Title: Jagged Edges
Rating: M
Author: Freeing Alys
Summary: It's funny how much a person can change in two years. Liley. Rated for self-hatred, self-mutliation, eating disorders, and lots of other stuff I may not be sure of.
Disclaimer: I DO NOT own Hannah Montana or anything/one affliated with it. That all belongs to Disney.
Author's Note: Thanks for the reviews! And here is another chappie. Enjoy.
13. Hazy
After three cups of Dad's loco hot coca I feel like crashing on my bed. So after giving Dad a peck on the cheek
I'm now in my bed, trying to ignore the feeling nagging at me. I turn and face the five steps that Mrs. Avery
gave me, hanging on my wall, but it's not like they'll help. This isn't a panic attack. I let out a stream of air
through my lips and then stare at my ceiling. I miss Lily. But I have no idea how to deal with the truth she told
me, it's too confusing and hard.
I sit up in my bed, feeling restless, even though the hot coca is settling in my stomach. I glance at my cell phone
on my night stand and I quickly reach for it. Maybe we can just go forward, somehow. I dial Lily's number and then
press the cold phone to my ear. It rings twice before I hear the click of Lily answering. "Hey." She mumbles into
the phone and I realize that she's mad at me, but I did blow her off.
"Lily, I'm sorry." I tell her and I hear something in the background, but I can't decide what it is.
"Miley, it's fine." She says, but she doesn't sound all that convincing. "You need space." She adds and I shake my
head, feeling upset and frustrated.
"Lily, I was okay? I was hurt and upset and then…it just felt like the good thing to do. I needed
that space." I tell Lily not regretting the choice I made, I needed the space to sort things out and put them out there.
"I heard that song." Lily says and I hold in my breath, unsure of what she is going to say. "I make you feel
strange?" Lily asks and let the breath out, trying to think of what to say.
"No…I mean yes…but it's not bad." I say and I close my eyes, the feeling nagging at me more and more every
second this conversation keeps going. I just want to put it to rest.

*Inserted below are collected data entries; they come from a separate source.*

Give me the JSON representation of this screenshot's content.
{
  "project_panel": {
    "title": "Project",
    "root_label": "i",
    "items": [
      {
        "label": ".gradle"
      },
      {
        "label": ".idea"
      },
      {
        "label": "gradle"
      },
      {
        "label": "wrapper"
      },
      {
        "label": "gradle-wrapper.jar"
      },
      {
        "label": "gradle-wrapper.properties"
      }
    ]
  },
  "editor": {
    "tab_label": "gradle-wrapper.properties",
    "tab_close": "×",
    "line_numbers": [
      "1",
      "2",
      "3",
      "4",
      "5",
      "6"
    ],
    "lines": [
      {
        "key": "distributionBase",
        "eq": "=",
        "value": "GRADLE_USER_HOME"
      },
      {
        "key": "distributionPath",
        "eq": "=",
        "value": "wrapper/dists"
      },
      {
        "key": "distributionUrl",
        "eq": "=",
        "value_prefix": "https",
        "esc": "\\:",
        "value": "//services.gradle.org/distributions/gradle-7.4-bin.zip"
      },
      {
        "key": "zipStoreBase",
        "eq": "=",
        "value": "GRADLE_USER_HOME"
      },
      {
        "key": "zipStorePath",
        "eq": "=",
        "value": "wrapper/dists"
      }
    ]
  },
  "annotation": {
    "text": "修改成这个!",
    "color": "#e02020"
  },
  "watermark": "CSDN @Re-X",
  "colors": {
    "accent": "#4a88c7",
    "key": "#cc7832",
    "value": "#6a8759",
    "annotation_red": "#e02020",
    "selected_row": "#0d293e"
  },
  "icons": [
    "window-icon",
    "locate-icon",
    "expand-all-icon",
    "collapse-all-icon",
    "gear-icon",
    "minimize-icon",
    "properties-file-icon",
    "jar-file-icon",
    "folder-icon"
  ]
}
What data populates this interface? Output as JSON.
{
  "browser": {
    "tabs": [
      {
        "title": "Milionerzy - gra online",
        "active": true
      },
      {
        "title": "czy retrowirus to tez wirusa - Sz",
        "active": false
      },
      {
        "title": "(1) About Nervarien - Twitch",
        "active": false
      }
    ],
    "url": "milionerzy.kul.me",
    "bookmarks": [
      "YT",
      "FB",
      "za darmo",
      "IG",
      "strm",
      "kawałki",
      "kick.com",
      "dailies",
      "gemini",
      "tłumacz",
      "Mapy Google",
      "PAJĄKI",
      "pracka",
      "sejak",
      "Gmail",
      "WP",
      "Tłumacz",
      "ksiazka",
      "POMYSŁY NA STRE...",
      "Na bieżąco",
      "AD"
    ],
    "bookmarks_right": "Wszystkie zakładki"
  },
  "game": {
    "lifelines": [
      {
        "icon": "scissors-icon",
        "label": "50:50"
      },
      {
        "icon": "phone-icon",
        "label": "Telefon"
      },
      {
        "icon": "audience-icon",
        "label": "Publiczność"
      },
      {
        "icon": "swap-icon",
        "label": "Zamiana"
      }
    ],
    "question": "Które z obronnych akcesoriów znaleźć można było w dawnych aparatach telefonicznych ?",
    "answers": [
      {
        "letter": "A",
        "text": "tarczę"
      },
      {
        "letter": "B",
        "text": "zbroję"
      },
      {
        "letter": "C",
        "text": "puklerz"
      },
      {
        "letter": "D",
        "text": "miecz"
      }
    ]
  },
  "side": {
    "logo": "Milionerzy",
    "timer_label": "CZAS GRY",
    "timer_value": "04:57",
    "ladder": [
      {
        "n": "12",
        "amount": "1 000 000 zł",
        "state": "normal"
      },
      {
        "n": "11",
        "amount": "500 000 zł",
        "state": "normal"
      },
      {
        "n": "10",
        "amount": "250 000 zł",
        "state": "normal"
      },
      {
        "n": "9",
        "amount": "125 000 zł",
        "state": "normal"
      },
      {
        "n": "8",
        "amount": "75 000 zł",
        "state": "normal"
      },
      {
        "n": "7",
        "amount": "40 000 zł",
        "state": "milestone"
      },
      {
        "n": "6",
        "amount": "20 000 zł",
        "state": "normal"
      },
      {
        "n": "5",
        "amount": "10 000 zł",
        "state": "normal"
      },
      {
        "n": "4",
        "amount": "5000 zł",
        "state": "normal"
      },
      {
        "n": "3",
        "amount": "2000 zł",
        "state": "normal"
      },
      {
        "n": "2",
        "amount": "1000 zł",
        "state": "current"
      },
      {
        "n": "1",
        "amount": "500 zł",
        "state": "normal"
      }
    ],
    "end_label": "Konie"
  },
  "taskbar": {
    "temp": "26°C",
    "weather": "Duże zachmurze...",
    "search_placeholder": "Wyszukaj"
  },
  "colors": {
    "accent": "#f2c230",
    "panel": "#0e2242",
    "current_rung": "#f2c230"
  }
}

"'Strange is like the way I feel when her eyes burn into me.'" Lily mumbles, quoting lyrics from my own song, from
the chorus.
I nod my head and bit my lip, liking the sharp pain it gives me and I relax a little bit more. "Yeah Lily…it's just
a song. I needed to do something…other then…" I trail off, realizing how much I want to do it, how I almost need to
do it. It seems like it's the only thing that can stop my racing mind and feelings.
"Okay, I get it." Her voice gets soft at the mention of the problem, my problem and I shake my head.
"Do you forgive me?" I ask unsure of what to do or say about the whole thing anymore.
I hear Lily let out a breath and then I close my eyes, not being able to shut out of the feeling any more. "I don't
know. Maybe I need space." Lily says and I nod my head, I guess it's fair.
"Okay." I say and then quickly hang up my phone, not wanting fight with her anymore.
I glance back at the wall and shake my head, none of it's working anymore. Maybe if things would just settle
down for a second or two, I would be able to get better. As my thoughts rush through my head I gently bit my bottom
lip and feel the pain surge through my body. "Damn." I whisper, aware of how the feeling just won't go away, and
it's baiting me with every single second that it's there.
I slid off of my bed and walk towards my closet, I haven't seen it for a week, but I know it's still sitting there
from teh last time. I hold it in my hands, it's small, but the coldness of its touch sends shivers down my spin. I
sit back on my bed and let out a sigh. I glance at my door and feeling guilty, but hopeless, I touch it to my
bare thigh. Closing my eyes I feel my head spin and then I pull my hand, moving the razor across my skin. It
rips at my skin and it stings.
My eyes shoot open adn I stare at the small wound. It's not like all the other ones. It's like deep adn angry and
full of saddness. It's just...there. It's nothing. The feeling is gone from my chest, but I still can't breath,
it didn't help anymore then anythign else. I glare at the razor and then toss it across my room, it landing a few
feet from my bed. I stare at it and then back at my leg, where a coupel of drops of blood have formed around
teh cut. I shake my head and then fall back on my bed, feeling hazy and completely confused.